If you somehow haven’t heard, this year’s Olympics promise to be full of it.
Meghan O’Leary, a member of the U.S. rowing team, told the Los Angeles Times she plans to avoid touching her face during her Olympic events, which begin this weekend. The water where Olympic rowers, sailors, and swimmers will compete still teems with hazardous levels of bacteria and viruses.
In the New York Times, one doctor likened it to “swimming in human crap.” Rio’s promised pre-Olympic sanitation improvement plan has largely collapsed. Many of the city’s middle-income neighborhoods and poorer favela communities are still disconnected from the formal sewage network.
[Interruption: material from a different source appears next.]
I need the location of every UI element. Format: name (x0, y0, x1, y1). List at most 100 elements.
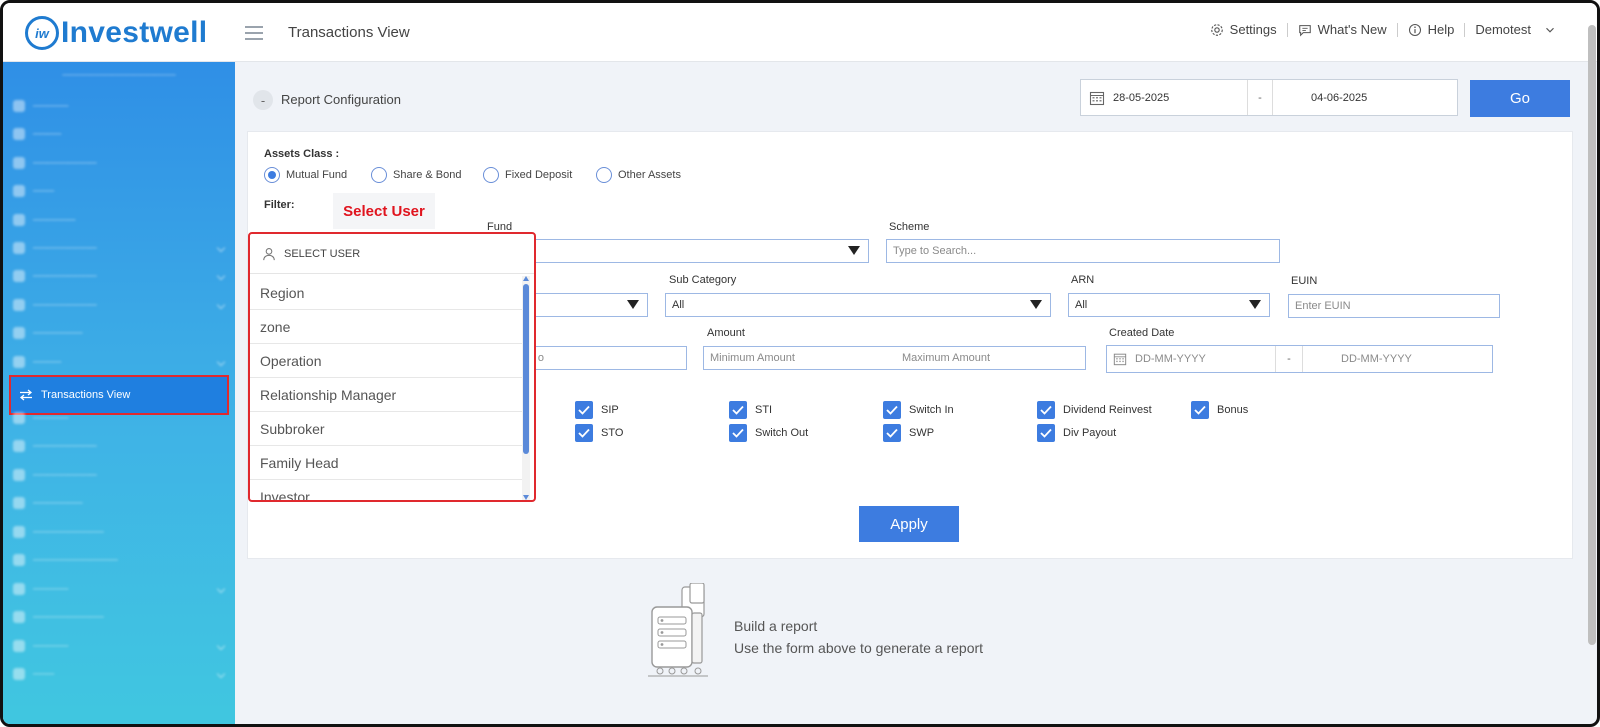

The reason so much sewage is flushed directly into Rio’s Guanabara Bay, city officials have argued, is that it’s too difficult to lay pipes in much of the city. The favelas are crowded and carved into steep mountainsides. They can be dangerous. Environmental activists, meanwhile, contend there’s not enough government will behind sanitation projects.
But there is one solution that gets around these issues: A cheap, seven-foot, cement dome that treats sewage with little more than some rocks, plants, and, well, coprophagic bacteria.
I learned about this contraption, called a biodigester, on a December reporting trip to Rio. On a scorching hot day, I took a cab up a mountain in the city’s northern zone, where I met Otavio Barros, the leader of the Vale Encantado community.